First, I have worked with many programming languages throughout the years including PHP, C#.NET, Java, Javascript, Golang. Nowadays, I work primarily with Rust, Golang, and Python. None of those tools is perfect and Zig is not going to be perfect either. That’s something I am well aware. Well, Even Ryan Dahl ended up unhappy with what he created a few years back (NodeJS).
I may not be a programming language design expert but I have seen a lot of patterns from different languages that I know what I want from a programming language.
For the past two weeks, I have been trying Zig by working through two small projects:
- zitcask: a basic implementation of the bitcask paper.
- monkey-zig: An implementation of the writing an interpreter in go book.
As you will notice on the Github repositories, things are not clean and tested as they should be. Given I am still learning Zig, I tend to try different patterns for the same thing just to feel the task and learn. These repositories are likely to be updated as I learn more about how a Ziguanas should behave 😂.
Things I like:
- Tagged unions are cool. Not the same as Rust pattern matching but it has kept the nostalgia at bay.
- The lack of garbage collection is great, but having to manually clean up made me avoid heap allocation at all cost throughout. Something I don’t practice when writing Rust.

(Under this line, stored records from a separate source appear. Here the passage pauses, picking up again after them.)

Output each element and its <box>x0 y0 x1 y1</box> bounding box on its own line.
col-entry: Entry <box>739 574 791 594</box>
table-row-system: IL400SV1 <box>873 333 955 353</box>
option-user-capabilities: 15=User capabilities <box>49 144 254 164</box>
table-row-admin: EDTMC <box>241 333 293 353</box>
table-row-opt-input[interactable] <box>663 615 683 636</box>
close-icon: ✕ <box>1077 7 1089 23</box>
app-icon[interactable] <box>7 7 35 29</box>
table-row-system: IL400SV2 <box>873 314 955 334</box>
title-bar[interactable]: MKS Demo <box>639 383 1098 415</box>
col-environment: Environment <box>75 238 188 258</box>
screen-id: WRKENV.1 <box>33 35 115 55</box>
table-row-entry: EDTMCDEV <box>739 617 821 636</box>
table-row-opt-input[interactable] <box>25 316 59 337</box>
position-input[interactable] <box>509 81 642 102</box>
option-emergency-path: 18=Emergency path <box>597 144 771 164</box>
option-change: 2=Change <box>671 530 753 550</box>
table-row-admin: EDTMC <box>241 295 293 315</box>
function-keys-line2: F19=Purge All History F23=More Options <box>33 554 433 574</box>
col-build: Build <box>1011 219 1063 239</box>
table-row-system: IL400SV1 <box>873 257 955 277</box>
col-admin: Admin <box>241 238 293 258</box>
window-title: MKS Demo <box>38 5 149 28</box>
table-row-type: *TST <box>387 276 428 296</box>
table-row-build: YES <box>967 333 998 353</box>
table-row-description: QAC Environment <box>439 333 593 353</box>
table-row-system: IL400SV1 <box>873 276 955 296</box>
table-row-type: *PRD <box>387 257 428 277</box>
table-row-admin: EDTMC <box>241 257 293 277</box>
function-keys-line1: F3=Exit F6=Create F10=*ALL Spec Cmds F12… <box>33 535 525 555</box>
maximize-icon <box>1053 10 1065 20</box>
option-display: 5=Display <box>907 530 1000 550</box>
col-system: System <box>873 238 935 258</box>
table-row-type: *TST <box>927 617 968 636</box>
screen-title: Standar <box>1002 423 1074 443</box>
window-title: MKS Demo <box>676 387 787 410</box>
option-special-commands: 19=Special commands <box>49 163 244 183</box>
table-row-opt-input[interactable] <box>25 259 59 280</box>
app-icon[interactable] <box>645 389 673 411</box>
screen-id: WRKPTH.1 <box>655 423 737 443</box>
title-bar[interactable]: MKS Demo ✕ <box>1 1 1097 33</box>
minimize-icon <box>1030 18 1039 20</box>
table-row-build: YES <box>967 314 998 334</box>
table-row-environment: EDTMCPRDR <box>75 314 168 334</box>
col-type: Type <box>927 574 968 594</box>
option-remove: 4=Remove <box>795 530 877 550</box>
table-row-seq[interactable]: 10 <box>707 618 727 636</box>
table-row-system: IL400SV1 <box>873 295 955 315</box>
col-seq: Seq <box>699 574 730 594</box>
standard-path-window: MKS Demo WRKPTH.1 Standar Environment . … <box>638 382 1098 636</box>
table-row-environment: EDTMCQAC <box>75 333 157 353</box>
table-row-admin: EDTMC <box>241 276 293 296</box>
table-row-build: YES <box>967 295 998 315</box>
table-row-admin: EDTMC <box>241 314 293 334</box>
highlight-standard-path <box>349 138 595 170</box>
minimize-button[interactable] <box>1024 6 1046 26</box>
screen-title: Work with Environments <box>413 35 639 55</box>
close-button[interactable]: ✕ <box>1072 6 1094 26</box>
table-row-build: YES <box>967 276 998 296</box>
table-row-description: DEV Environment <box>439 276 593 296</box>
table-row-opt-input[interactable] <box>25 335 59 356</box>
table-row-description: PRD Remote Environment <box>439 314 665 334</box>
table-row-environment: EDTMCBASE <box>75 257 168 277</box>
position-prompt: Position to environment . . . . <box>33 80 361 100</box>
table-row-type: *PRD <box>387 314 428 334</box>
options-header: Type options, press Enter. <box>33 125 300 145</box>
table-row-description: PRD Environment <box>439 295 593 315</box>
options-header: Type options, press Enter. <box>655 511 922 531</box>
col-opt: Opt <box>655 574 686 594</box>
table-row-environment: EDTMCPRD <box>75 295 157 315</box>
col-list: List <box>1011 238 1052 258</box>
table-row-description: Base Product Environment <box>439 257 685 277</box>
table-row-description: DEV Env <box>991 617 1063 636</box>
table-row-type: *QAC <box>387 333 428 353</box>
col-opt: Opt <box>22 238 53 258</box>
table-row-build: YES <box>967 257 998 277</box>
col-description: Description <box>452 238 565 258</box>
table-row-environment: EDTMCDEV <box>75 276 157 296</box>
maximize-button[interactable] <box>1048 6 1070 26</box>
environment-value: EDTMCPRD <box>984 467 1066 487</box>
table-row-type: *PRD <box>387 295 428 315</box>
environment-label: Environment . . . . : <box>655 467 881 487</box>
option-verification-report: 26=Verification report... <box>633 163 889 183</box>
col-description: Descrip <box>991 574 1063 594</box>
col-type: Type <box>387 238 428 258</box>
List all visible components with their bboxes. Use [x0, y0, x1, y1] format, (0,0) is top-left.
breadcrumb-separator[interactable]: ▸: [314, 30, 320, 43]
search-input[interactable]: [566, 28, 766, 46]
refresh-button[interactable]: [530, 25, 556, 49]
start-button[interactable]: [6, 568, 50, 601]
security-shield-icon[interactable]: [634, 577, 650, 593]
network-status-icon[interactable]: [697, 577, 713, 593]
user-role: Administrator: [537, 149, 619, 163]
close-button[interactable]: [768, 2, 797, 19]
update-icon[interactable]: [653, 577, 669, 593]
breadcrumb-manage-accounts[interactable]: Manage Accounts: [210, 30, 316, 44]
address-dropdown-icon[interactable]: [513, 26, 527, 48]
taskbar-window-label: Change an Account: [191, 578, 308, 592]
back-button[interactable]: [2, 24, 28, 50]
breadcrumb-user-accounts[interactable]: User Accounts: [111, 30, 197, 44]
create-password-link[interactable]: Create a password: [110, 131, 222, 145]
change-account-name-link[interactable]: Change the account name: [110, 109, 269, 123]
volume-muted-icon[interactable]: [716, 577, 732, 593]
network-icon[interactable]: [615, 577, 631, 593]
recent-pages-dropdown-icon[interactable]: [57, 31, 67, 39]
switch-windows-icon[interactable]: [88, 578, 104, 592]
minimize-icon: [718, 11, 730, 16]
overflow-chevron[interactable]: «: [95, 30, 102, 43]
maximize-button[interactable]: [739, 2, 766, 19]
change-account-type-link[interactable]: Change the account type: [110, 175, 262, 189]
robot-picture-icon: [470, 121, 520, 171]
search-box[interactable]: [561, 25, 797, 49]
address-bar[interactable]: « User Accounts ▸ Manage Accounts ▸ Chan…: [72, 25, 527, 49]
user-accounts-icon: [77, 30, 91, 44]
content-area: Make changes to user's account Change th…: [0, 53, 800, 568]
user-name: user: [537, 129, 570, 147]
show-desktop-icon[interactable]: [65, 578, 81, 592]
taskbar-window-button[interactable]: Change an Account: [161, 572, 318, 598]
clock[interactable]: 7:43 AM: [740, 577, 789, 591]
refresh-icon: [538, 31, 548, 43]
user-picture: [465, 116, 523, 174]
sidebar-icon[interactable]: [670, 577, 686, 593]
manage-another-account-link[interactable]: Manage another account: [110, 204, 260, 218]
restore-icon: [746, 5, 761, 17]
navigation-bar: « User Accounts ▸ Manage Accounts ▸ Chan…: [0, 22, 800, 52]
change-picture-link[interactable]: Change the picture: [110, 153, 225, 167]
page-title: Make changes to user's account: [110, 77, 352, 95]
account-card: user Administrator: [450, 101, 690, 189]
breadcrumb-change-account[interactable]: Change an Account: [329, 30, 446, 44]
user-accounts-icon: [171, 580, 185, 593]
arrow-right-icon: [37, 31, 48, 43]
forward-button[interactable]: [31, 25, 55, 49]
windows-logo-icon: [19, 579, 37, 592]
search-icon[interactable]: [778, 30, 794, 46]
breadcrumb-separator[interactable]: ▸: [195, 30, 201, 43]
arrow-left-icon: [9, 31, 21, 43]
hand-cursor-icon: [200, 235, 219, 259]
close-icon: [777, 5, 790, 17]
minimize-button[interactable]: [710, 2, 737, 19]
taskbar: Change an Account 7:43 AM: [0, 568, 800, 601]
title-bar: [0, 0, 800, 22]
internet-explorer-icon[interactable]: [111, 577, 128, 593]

- The memory leak detector in tests is awesome, tracing back to where the allocation was made is definitely the icing on the cake.
- Introduction of types (
Vector
) for SIMD instructions.
Things I don’t like:
- There are many control flow constructs (loop, if, break) in the language, each only appropriate in certain contexts with some extra syntax.
- Compile time error messages were not helpful in understanding and fixing issues.
- I would like an alias for strings
[] cont u8
[] u8
types.
Overall, I have found Zig to be enjoyable to work with especially when you are coming from C programming. It offers a lot of cool things C is missing. I would not be surprised to see a wave of rewrites from C to Zig when it reaches 1.x.
In the meantime, I plan to use Zig to deepen certain areas of my system programming skills. Being a new language without many learning resources and reusable libraries, the learning experience is going to be more of “The Hard way” style. This is a good thing for my learning plans. The following are the Zig repositories I plan to study:
- Rheia: A Bitcoin implementation full of cool low-level stuff.
- TigerBeetle: A distributed financial accounting database.